Copyright © 2004 by George Molho


 


"Before Starbucks brewed its initial café latte the first coffee houses in the world opened their doors to gossip, beauty, intrigue, and psychics in 1475 in the ex-capital of the Byzantine Empire, Constantinople. The ancient art of reading the coffee grounds in order to see beyond the vale of reality and uncover the mysteries of fate has been performed a thousand times to tell the tale of a thousand lives. You will need...."

What is the story of
Greek Coffee?

In 1978, at the age of seven, I was kidnapped and tortured for an entire year. Ten years later I would fall in love for the first time. At twenty-one I would turn the tables and confront my kidnapper. Seven years after that I married my soul mate. In 2001, we would separate, driven apart by our individual battles to discover ourselves. At thirty I began writing a long letter to my wife. The letter, which I never sent, marked the first steps on a journey to the center of my soul.

In tracing my roots I inadvertently became the bearer of my grandparents’ tales of survival in the Nazi death camps.
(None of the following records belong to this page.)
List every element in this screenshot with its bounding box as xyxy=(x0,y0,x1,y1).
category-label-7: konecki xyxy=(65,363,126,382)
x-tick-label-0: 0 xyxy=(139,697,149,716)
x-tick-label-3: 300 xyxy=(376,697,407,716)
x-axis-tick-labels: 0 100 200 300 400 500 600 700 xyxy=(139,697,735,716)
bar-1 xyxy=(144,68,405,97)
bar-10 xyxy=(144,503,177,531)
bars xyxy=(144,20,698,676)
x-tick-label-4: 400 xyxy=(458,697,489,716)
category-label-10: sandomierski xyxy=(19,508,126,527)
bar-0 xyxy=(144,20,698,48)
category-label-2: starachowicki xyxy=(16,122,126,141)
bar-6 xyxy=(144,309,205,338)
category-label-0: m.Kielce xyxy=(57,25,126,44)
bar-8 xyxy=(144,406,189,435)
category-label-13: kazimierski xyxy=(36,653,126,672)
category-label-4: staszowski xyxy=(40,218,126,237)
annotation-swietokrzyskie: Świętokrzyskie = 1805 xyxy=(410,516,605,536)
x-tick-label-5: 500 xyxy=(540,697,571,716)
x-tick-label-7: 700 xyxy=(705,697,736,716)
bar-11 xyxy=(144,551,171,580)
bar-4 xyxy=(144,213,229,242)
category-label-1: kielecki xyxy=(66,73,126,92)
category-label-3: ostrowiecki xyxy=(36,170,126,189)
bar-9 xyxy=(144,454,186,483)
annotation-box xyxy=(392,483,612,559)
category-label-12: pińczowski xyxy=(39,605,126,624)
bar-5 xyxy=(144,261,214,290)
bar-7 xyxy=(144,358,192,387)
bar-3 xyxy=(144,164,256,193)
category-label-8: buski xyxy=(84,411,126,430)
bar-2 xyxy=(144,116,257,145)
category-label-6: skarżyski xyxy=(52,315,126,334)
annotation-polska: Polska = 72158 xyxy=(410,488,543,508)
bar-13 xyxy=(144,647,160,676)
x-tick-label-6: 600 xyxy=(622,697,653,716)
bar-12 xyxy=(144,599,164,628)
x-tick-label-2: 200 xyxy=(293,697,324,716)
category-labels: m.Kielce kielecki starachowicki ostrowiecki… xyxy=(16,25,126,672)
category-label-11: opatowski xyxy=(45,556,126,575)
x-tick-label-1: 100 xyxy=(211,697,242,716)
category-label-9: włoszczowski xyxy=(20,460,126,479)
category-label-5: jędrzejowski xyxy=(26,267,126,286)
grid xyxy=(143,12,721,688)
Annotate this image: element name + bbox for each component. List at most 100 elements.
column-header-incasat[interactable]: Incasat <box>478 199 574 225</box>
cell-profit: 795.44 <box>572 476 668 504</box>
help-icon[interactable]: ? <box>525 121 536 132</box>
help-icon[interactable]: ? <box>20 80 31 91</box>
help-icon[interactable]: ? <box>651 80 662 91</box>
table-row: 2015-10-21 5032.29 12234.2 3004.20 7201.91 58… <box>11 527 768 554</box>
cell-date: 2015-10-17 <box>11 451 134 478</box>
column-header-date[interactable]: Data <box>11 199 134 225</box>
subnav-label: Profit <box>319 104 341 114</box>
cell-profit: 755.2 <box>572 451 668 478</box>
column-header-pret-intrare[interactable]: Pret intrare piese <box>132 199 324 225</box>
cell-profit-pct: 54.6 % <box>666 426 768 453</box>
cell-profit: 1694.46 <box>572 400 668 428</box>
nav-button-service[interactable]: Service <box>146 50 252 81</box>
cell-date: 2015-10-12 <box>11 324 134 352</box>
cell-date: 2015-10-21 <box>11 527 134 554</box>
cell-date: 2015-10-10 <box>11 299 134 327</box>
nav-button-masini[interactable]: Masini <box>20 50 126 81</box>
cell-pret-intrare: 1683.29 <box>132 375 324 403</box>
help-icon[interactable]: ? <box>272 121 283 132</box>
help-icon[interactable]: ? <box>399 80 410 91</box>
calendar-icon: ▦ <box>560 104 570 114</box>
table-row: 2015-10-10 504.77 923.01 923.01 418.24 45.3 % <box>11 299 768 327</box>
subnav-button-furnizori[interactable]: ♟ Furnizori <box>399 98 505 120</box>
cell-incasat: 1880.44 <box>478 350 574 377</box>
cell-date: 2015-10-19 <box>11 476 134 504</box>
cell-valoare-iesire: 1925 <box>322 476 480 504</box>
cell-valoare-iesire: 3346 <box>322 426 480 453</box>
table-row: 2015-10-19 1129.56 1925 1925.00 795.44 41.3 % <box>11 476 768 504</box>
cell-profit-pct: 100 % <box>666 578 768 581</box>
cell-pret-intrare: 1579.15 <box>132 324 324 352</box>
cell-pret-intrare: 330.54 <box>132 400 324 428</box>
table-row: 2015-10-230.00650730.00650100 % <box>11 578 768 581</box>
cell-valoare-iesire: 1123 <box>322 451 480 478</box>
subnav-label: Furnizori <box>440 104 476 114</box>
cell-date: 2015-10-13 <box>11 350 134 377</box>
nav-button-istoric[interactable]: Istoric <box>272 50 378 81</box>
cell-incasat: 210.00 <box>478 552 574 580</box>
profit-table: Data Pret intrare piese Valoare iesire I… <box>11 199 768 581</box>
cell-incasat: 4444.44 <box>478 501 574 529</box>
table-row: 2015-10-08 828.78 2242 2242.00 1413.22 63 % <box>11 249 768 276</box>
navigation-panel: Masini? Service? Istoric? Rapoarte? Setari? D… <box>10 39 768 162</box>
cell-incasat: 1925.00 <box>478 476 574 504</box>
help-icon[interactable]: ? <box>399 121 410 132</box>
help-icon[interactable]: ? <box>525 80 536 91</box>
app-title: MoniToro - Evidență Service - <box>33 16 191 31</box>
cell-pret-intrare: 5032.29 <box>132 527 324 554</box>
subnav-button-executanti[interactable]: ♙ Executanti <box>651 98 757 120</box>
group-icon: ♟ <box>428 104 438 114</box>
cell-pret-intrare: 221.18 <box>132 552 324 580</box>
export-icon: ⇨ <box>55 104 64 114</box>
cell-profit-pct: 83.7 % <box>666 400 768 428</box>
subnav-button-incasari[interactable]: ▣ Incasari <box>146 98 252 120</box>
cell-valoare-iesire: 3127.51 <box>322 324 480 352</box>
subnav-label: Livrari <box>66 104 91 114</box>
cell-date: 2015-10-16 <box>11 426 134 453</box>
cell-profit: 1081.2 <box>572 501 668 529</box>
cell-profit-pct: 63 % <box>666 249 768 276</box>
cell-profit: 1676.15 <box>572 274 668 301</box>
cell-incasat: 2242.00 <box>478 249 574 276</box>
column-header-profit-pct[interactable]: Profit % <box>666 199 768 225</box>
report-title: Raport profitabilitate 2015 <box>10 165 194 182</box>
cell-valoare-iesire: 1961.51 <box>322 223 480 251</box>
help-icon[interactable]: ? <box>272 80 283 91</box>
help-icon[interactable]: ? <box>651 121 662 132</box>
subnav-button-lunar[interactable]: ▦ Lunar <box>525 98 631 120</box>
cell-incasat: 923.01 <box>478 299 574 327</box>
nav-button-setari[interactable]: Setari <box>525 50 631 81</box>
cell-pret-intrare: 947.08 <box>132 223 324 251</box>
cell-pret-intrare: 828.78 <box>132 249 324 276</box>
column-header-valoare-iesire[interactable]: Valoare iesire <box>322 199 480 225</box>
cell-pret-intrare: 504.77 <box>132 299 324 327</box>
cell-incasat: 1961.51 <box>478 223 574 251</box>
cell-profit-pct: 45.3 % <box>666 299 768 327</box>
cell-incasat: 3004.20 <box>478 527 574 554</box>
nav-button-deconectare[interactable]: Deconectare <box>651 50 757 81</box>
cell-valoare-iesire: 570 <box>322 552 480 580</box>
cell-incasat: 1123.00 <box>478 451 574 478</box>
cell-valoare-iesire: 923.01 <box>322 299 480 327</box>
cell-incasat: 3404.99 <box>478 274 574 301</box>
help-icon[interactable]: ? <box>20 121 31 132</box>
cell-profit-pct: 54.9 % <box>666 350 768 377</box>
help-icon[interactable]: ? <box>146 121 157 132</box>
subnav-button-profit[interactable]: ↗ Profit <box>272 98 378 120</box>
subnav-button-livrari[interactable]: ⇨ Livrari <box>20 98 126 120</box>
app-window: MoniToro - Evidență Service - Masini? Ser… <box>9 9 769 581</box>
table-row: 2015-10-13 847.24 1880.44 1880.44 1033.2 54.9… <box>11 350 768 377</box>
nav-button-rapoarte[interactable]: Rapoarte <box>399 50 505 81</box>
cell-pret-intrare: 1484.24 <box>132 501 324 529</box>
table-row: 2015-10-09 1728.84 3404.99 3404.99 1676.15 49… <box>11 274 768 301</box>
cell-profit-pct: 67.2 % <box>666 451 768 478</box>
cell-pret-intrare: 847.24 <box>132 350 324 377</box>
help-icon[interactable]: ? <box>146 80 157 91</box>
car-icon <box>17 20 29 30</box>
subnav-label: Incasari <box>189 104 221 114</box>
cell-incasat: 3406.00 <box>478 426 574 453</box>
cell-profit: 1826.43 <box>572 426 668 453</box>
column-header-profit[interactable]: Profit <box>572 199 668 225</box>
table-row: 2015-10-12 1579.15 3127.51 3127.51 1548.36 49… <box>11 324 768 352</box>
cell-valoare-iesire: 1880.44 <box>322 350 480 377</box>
My grandfather was sent to the camps because he was Jewish; my grandmother because she was a seventeen-year-old Christian girl working with the Greek underground. At seventeen she was captured, interrogated, and tortured for six months. She never broke. Had she, an entire village would have been slaughtered. Three years later, in 1945, she walked out of Ravensbruck.

I looked back to understand that I was empowered by Faith, motivated by Hope, held together by my Greek family, and emboldened by my grandmother’s undaunted spirit and her timeless anecdotes. My Yiayia’s divine gift to see the motivations in men’s hearts, to unmask the past and spy the future in the coffee grinds of a Greek coffee cup, altered my perceptions forever.

I lived a life through her cups. And now, for the first time, at thirty-two, I have tasted freedom.